Alison Brie says her success is a fluke, but her accented acting in this month’s The Five-Year Engagement proves that fortune favors the prepared.For several weeks early last year — and for no reason in particular — Alison Brie would transform herself from a born-and-bred Californian into a full-fledged Brit for a few minutes each morning. On a lark, she started popping an English-accent CD into her car stereo on her way to work, with no plans to use her new skill for anything specific.
So when, a few weeks into her informal training, Brie’s agent called in a slight panic asking her to prepare an English lilt for a table read of this month’s The Five-Year Engagement, Brie didn’t sweat it one bit.
“I thought, ‘Oh, how perfect,’ ” the 29-year-old actress recalls. “It felt like it was meant to be.”
Brie stars as the sister of Violet Barnes (Emily Blunt), a bride-to-be whose nuptials to her fiancé (Jason Segel) are continually delayed.
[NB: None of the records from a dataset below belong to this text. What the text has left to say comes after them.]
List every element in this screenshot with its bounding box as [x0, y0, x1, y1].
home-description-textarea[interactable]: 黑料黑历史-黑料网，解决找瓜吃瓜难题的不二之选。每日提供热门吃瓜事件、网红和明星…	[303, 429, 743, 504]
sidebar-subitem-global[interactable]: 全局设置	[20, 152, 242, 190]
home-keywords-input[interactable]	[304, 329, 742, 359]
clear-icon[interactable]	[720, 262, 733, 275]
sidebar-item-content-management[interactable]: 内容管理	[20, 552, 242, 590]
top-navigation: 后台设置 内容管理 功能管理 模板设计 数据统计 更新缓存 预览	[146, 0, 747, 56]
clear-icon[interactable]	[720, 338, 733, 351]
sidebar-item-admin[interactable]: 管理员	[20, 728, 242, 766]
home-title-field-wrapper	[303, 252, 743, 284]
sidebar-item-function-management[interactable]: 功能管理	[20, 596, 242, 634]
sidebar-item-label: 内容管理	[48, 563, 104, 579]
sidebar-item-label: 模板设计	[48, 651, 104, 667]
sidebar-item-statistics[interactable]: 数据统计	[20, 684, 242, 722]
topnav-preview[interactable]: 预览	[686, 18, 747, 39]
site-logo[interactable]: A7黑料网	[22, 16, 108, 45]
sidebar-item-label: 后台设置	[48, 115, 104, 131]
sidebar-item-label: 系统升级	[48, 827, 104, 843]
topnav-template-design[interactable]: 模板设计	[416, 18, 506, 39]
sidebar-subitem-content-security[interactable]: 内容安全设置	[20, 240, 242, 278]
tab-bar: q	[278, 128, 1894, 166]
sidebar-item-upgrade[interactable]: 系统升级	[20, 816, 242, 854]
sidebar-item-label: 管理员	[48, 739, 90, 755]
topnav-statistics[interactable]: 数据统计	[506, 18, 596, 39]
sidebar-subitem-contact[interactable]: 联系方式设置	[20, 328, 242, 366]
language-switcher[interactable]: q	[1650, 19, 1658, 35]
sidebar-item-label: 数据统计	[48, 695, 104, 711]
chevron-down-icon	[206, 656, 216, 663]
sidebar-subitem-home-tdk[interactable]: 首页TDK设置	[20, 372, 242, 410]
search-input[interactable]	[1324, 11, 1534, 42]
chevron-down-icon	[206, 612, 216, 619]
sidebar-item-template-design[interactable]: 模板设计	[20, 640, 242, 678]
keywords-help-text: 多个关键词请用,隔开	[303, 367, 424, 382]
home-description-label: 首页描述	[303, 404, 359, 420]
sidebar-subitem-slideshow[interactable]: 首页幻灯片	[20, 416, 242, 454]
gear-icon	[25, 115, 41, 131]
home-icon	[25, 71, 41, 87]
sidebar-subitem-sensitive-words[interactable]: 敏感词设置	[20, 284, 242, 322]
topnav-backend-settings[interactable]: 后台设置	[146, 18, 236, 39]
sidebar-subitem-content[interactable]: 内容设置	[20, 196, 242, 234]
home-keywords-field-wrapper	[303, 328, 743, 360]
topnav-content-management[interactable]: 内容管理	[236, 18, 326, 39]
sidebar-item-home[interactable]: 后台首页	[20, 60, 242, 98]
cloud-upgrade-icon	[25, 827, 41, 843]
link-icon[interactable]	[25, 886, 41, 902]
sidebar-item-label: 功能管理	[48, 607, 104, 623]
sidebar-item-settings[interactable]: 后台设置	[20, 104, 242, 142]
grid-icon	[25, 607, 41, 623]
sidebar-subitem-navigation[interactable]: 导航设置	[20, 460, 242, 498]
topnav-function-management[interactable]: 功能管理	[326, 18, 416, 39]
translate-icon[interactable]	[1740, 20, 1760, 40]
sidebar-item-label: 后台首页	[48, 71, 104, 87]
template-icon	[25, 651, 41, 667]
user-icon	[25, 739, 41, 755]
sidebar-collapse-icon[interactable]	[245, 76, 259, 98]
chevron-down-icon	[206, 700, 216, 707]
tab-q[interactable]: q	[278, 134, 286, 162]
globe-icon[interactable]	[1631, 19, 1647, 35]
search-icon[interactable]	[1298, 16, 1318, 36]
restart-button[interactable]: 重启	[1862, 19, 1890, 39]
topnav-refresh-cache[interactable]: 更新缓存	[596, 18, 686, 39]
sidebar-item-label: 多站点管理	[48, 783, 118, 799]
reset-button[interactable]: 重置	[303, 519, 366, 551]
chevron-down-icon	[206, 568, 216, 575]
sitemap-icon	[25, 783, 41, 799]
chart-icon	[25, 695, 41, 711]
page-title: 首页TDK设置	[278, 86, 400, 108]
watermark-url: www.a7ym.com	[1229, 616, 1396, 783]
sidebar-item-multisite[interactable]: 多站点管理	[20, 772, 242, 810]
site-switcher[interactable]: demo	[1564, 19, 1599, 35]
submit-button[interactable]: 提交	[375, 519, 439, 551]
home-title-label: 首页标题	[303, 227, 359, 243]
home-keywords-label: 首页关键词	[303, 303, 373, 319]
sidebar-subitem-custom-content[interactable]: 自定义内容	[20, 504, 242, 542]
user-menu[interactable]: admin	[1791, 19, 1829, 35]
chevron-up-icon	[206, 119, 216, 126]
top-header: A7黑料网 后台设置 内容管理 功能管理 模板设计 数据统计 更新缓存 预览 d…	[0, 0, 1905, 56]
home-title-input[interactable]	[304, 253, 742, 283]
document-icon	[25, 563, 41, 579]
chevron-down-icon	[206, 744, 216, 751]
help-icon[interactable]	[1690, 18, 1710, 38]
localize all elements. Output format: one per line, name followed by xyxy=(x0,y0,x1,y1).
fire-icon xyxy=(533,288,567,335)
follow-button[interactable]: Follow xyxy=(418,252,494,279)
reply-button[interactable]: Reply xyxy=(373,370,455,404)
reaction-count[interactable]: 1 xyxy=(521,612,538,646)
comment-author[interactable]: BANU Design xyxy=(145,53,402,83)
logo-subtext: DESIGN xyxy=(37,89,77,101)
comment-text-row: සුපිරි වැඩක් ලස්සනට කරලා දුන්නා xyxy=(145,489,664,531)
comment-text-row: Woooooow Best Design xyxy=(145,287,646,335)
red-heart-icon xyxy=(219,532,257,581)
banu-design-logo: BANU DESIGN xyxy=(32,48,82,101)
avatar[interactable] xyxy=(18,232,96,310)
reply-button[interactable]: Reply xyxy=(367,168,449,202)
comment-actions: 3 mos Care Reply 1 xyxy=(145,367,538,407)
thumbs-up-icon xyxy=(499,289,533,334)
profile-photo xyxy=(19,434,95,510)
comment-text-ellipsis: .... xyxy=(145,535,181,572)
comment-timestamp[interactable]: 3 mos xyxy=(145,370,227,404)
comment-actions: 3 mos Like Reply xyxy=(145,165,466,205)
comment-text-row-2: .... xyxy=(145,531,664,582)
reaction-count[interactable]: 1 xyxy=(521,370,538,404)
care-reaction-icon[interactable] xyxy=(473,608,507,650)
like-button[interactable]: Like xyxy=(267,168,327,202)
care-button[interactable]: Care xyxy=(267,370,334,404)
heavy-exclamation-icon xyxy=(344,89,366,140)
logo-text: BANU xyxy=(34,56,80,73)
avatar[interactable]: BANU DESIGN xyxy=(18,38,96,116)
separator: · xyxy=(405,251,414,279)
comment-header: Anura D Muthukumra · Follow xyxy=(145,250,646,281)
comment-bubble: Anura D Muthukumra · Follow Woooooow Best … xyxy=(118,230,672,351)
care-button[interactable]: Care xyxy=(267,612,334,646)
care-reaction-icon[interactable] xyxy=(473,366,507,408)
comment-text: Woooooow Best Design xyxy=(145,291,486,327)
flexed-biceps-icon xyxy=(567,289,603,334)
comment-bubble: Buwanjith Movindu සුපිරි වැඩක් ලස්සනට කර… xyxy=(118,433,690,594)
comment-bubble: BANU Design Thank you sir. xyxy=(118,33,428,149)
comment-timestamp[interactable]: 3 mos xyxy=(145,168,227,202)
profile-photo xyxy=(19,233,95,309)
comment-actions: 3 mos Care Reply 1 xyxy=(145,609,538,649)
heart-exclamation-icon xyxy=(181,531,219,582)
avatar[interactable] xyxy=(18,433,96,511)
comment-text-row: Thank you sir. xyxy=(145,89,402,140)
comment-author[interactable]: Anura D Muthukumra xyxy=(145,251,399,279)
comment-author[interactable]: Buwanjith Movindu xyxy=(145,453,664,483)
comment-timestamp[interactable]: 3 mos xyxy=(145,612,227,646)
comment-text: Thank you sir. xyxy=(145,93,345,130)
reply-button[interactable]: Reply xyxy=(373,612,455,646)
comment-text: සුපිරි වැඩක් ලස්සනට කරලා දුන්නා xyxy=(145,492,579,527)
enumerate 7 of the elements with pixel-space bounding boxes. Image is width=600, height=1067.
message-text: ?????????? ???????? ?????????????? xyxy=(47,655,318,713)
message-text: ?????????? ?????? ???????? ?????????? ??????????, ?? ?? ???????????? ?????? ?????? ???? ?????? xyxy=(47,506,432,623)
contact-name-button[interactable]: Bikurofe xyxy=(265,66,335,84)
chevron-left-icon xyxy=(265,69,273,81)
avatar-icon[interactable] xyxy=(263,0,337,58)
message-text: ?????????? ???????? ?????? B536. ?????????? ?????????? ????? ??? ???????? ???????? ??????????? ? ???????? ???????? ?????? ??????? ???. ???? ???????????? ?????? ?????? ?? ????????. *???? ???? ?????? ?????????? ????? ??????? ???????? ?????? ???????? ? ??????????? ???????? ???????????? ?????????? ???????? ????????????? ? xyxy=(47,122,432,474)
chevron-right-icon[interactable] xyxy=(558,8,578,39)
To perfect the accent, Brie worked closely with a dialect coach prior to filming, and during production, she received audial instruction from her on-screen sis.
“Emily had made a tape for me just telling a story so I could start listening to her accent,” Brie says. “At the end of it, she would give me this little pep talk: ‘All right, Alison, you’re going to nail it.’ And I was like, ‘Yeah, I am!’ ”
Brie’s forays into film — which include this year’s Save the Date, another wedding flick that debuted at Sundance — were pre-empted by small-screen parts that earned her plenty of praise and scores of loyal fans. One of the first was Trudy Campbell, the wife of a 1960s advertising exec on AMC’s Mad Men, which premiered its fifth season last month. Brie won’t offer up any hints about the new season — not that she could if she wanted to; the lauded show is notoriously tight-lipped with its storylines.
“It kind of makes it more honest,” she says. “Because, if you look at the past few seasons, Trudy doesn’t know what’s going on.”
To top it off, Brie is balancing another regular gig — as Annie on NBC’s critical darling Community — leaving her with a packed schedule that has forced her to master time management. Just a few years removed from her days doing regional theater in California, she is amazed how such good fortune befell her.
“Total dumb luck,” she says. “It was like throwing spaghetti at a wall. I don’t know how I got so lucky to land all these amazing projects.”